There’s no rule saying you have to be productive every single day of your life. 

Most people wake up each morning with a fairly clear idea of how their day will unfold. A common staple of the morning routine is either making or reviewing a list, and whether it is a mental list, a paper list, or a digital list, it’s meant to be a map of the day, an itinerary for life’s next 24 hours. Everyone’s map looks a little bit different, and some people are quite good at leaving room in their schedule for something unexpected and delightful to happen, but more often than not, days are planned out in detail and are highly structured. The upsides to this are efficiency, predictability, and productivity. The downsides are the illusion of control, an emphasis on busyness, and a decrease in spontaneity and serendipity. While every day can’t be unstructured, consider making one day a week a completely undesigned day.

On an undesigned day, there are no concrete plans⏤and if nothing happens, that is entirely OK.

On an undesigned day, you let life come to you⏤and if nothing comes, that is perfectly acceptable.

On an undesigned day, you go with the flow of the day⏤and if the day flows nowhere, so be it.

On an undesigned day, you look for ways to say yes⏤and if nothing presents itself, you say yes to the nothingness.

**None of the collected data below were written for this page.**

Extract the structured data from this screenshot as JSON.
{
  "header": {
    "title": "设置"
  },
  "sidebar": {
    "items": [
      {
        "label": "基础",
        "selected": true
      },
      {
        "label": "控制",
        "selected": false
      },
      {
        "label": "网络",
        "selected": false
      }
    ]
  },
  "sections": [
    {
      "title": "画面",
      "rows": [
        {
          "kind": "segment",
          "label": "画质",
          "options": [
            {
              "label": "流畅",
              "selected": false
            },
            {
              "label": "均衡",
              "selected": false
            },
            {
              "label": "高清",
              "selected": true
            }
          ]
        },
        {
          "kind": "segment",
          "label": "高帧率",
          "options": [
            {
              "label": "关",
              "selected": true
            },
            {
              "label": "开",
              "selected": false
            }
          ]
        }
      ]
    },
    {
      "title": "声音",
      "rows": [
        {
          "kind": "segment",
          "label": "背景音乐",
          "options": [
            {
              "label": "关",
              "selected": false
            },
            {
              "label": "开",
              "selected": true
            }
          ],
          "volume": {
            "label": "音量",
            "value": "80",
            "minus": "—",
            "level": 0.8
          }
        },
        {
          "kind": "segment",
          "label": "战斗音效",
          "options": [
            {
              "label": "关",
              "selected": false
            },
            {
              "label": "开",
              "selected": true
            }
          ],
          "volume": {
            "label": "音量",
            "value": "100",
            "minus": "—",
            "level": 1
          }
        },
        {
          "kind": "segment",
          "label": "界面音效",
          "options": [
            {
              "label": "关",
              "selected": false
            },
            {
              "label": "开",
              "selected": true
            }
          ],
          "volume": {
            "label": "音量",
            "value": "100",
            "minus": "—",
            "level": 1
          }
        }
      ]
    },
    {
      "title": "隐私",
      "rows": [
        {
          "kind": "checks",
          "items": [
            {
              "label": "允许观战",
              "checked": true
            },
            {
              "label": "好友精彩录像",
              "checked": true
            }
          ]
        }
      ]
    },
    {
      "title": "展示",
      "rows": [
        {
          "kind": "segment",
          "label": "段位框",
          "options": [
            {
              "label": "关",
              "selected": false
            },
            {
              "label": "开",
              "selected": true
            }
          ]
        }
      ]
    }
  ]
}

If you’ve ever taken an aimless walk or an aimless drive, you know it’s not uncommon to stumble upon something completely unexpected, like a street festival, a local fair, a farmer’s market, a musical performance, a race, a garage sale, a protest, or a feast day. Not being tethered to an agenda creates a space for serendipity and discovery. It’s like treasure hunting, except you are letting the treasure find you. One of the beautiful things about a truly undesigned day is that it can just as easily become a day of spontaneous adventure as a day of quietness and solitude and rest and reflection. You could just as easily end up kayaking down a river with a group of strangers as sitting alone by the banks of that same river and watching it roll by all day long.

Certainly, you deserve a single day each week with no agenda, no commitments, no obligations, no schedule, no? Let’s say you have 30 more years to walk this earth; that’s 10,950 days. If you give yourself one undesigned day a week, that’s around 1,560 days set aside for yourself and whatever the winds bring you. Sounds lovely.